Since its inception, 54Gene has raised $45m in two rounds of funding. The start-up, based in both Washington and Lagos, joined the incubator Y Combinator in 2019 and reached an estimated valuation of $170m at its peak, according to the trade magazine TechCrunch.

With the difficulties it is facing, 54Gene may now be worth only $50m.

Africa, which was once spared from the drop in investment on its territory, is no longer a global exception, as it has seen a 53% year-on-year drop in investment in the third quarter of 2022, according to information from the database ‘Africa: The Big Deal’.

The continent is doing better than Europe or the United States on the growth front (3.6% increase expected for 2022 according to the World Bank, compared to 2.7% for Europe), and whether they be African or foreign, venture capital funds now prefer to follow the austerity precepts defined earlier this year by the sector’s giants, such as Tiger Global, Softbank, Y Combinator or Sequoia.

A single watchword: prudence

In an economic note distributed to its portfolio of entrepreneurs in May, the investment fund Sequoia, which helped launch success stories such as Google and Apple, was blunt: “Don’t look at layoffs as a negative thing, but as a way to conserve cash and grow faster.”

“The priority now is to focus on profitability rather than growth at all costs,” says a manager of a major North African start-up.
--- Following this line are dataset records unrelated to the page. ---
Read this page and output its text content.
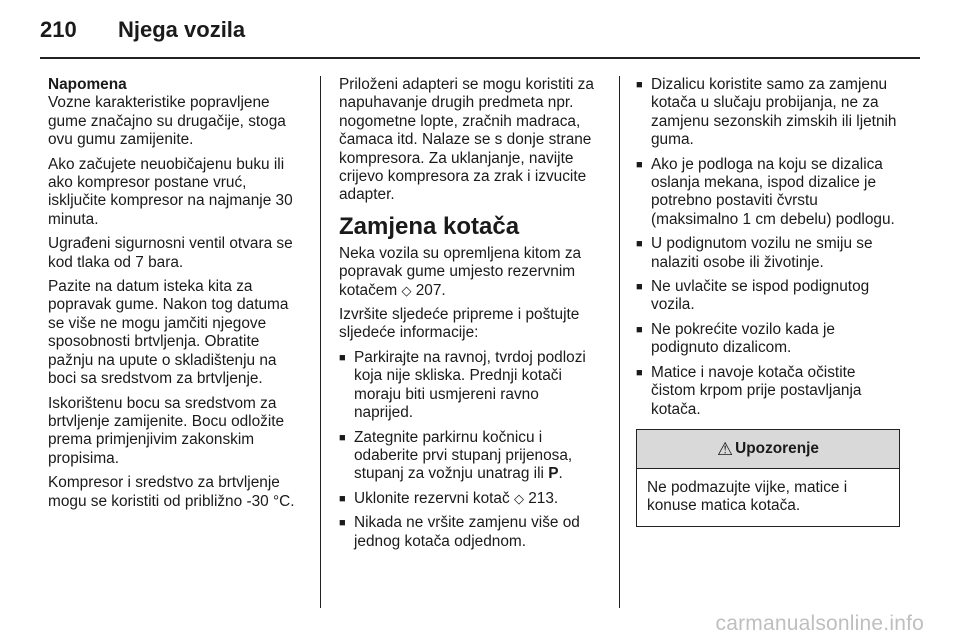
210	Njega vozila

Napomena

Vozne karakteristike popravljene gume značajno su drugačije, stoga ovu gumu zamijenite.

Ako začujete neuobičajenu buku ili ako kompresor postane vruć, isključite kompresor na najmanje 30 minuta.

Ugrađeni sigurnosni ventil otvara se kod tlaka od 7 bara.

Pazite na datum isteka kita za popravak gume. Nakon tog datuma se više ne mogu jamčiti njegove sposobnosti brtvljenja. Obratite pažnju na upute o skladištenju na boci sa sredstvom za brtvljenje.

Iskorištenu bocu sa sredstvom za brtvljenje zamijenite. Bocu odložite prema primjenjivim zakonskim propisima.

Kompresor i sredstvo za brtvljenje mogu se koristiti od približno -30 °C.

Priloženi adapteri se mogu koristiti za napuhavanje drugih predmeta npr. nogometne lopte, zračnih madraca, čamaca itd. Nalaze se s donje strane kompresora. Za uklanjanje, navijte crijevo kompresora za zrak i izvucite adapter.

Zamjena kotača

Neka vozila su opremljena kitom za popravak gume umjesto rezervnim kotačem ◇ 207.

Izvršite sljedeće pripreme i poštujte sljedeće informacije:

■ Parkirajte na ravnoj, tvrdoj podlozi koja nije skliska. Prednji kotači moraju biti usmjereni ravno naprijed.
■ Zategnite parkirnu kočnicu i odaberite prvi stupanj prijenosa, stupanj za vožnju unatrag ili P.
■ Uklonite rezervni kotač ◇ 213.
■ Nikada ne vršite zamjenu više od jednog kotača odjednom.
■ Dizalicu koristite samo za zamjenu kotača u slučaju probijanja, ne za zamjenu sezonskih zimskih ili ljetnih guma.
■ Ako je podloga na koju se dizalica oslanja mekana, ispod dizalice je potrebno postaviti čvrstu (maksimalno 1 cm debelu) podlogu.
■ U podignutom vozilu ne smiju se nalaziti osobe ili životinje.
■ Ne uvlačite se ispod podignutog vozila.
■ Ne pokrećite vozilo kada je podignuto dizalicom.
■ Matice i navoje kotača očistite čistom krpom prije postavljanja kotača.
⚠ Upozorenje
Ne podmazujte vijke, matice i konuse matica kotača.
carmanualsonline.info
Even before Africa was hit hard by inflation and felt the impact of higher central bank interest rates, investors had a watchword to prevent a bubble from forming in African tech.
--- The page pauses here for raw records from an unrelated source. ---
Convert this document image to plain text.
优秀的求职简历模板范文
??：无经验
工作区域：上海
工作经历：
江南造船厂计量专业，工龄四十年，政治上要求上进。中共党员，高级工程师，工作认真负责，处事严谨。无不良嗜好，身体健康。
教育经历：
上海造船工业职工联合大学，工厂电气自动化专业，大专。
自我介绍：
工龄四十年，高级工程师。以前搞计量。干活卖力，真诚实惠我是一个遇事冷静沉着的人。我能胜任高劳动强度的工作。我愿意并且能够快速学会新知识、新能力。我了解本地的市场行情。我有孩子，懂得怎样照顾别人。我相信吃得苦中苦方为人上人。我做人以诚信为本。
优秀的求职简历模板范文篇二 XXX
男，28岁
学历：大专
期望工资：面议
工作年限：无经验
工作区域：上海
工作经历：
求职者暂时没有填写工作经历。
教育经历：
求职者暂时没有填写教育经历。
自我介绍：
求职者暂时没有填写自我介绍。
Their new principle: To distribute better-targeted tickets and to release them according to one main criterion, watching expenses in relation to the turnover growth rate.

Their caution has been reinforced since March, when the Fed raised rates six times, bringing them to 4%. As a result, many of Africa’s success story heroes have been cutting back on staff to reduce expenses for the last few months.
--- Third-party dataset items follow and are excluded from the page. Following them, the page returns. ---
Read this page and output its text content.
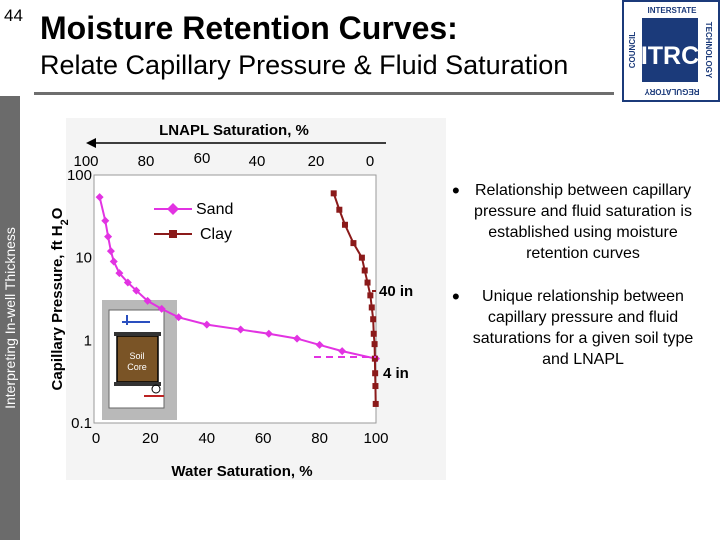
44 Moisture Retention Curves:
Relate Capillary Pressure & Fluid Saturation
Interpreting In-well Thickness
ITRC
INTERSTATE
REGULATORY
COUNCIL	TECHNOLOGY
Soil
Core
0	20	40	60	80 100
100	80	60	40	20	0
0.1
1
10
100
Water Saturation, %
LNAPL Saturation, %
Capillary Pressure, ft $H_2O$
40 in
4 in
Sand
Clay
• Relationship between capillary pressure and fluid saturation is established using moisture retention curves
•	Unique relationship between capillary pressure and fluid saturations for a given soil type and LNAPL
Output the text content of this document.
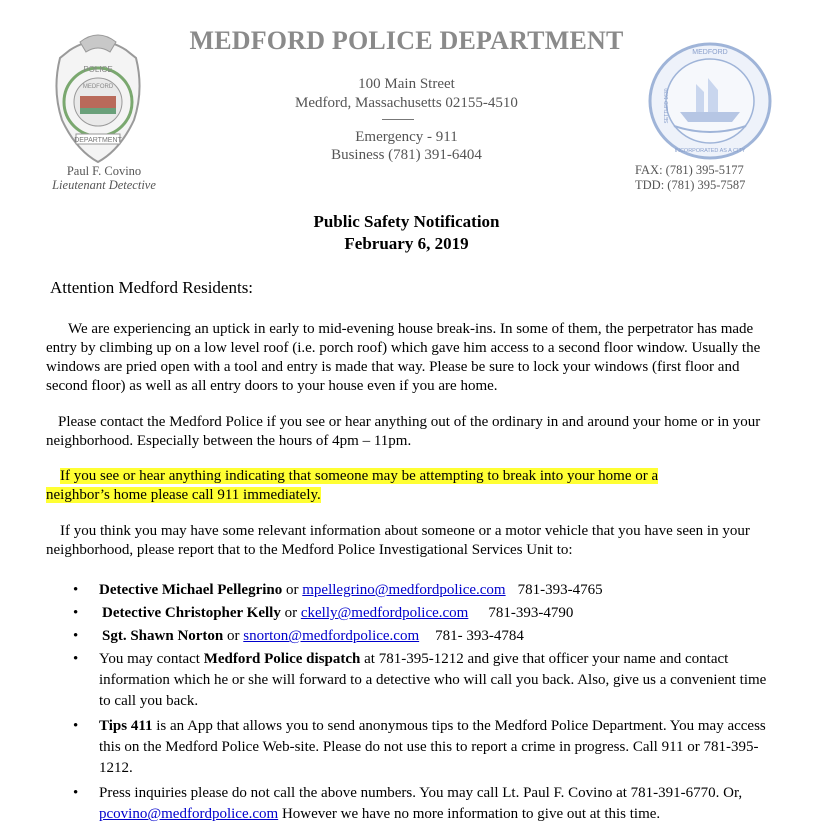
POLICE
MEDFORD
DEPARTMENT
MEDFORD
SETTLED 1630
INCORPORATED AS A CITY
MEDFORD POLICE DEPARTMENT
100 Main Street
Medford, Massachusetts 02155-4510
Emergency - 911
Business (781) 391-6404
Paul F. Covino
Lieutenant Detective
FAX: (781) 395-5177
TDD: (781) 395-7587
Public Safety Notification
February 6, 2019
Attention Medford Residents:
We are experiencing an uptick in early to mid-evening house break-ins. In some of them, the perpetrator has made entry by climbing up on a low level roof (i.e. porch roof) which gave him access to a second floor window. Usually the windows are pried open with a tool and entry is made that way. Please be sure to lock your windows (first floor and second floor) as well as all entry doors to your house even if you are home.
Please contact the Medford Police if you see or hear anything out of the ordinary in and around your home or in your neighborhood. Especially between the hours of 4pm – 11pm.
If you see or hear anything indicating that someone may be attempting to break into your home or a
neighbor’s home please call 911 immediately.
If you think you may have some relevant information about someone or a motor vehicle that you have seen in your neighborhood, please report that to the Medford Police Investigational Services Unit to:
• Detective Michael Pellegrino or mpellegrino@medfordpolice.com 781-393-4765
• Detective Christopher Kelly or ckelly@medfordpolice.com 781-393-4790
• Sgt. Shawn Norton or snorton@medfordpolice.com 781- 393-4784
• You may contact Medford Police dispatch at 781-395-1212 and give that officer your name and contact information which he or she will forward to a detective who will call you back. Also, give us a convenient time to call you back.
• Tips 411 is an App that allows you to send anonymous tips to the Medford Police Department. You may access this on the Medford Police Web-site. Please do not use this to report a crime in progress. Call 911 or 781-395-1212.
• Press inquiries please do not call the above numbers. You may call Lt. Paul F. Covino at 781-391-6770. Or, pcovino@medfordpolice.com However we have no more information to give out at this time.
Don’t look at layoffs as a negative thing, but as a way to conserve cash and grow faster.”

In addition to 54Gene, Swvl, the Dubai-based Egyptian company listed on Nasdaq, also laid off a third of its staff in May (400 people), just two months after its listing.

A month later, its compatriot Vezeeta, a medical platform that has raised at least $71.5m since its inception, shed 50 people, or 10% of its workforce. The company announced in October that it had completed a funding round with Dubai-based Gulf Capital and Sweden’s VNV Global.

The amount raised was not disclosed, but it may not be as large as the other rounds. “All the start-ups that have reached unexplainable valuations are going to pay dearly. They are going to have smaller financing rounds than the previous ones,” says the North African manager.

Calming investors’ ardour

In July, it was Wave, the mobile money troublemaker, that cut back in its turn – in Mali, Burkina Faso and Uganda – before announcing that it had taken out loans totalling $90m to secure the future. A few weeks earlier, the penguin brand had decided to abandon its planned launches in Togo and Benin.

In Nigeria, the neo-bank Kuda, which had raised more than $90m since 2019, decided in September to lay off about 20 people, or about 5% of its team. The same scenario applies to the logistics company Sendy in Kenya, which admitted in August to the Nigerian media outlet TechCabal that it had to let go of 10% of its staff.

No region on the continent has been spared from staff cuts. “Some companies did not need to lay off employees but wanted to clean up their finances. Others simply did it to avoid [certain] death,” says our interviewee.

If it is to last, this period of imposed austerity will nevertheless have the advantage of calming the ardour of investors who, until now, were ready to do anything to finance any hot start-up, at the risk of neglecting the necessary verification steps. The African technology bubble, which had been inflating slowly, is already deflating, for better or worse.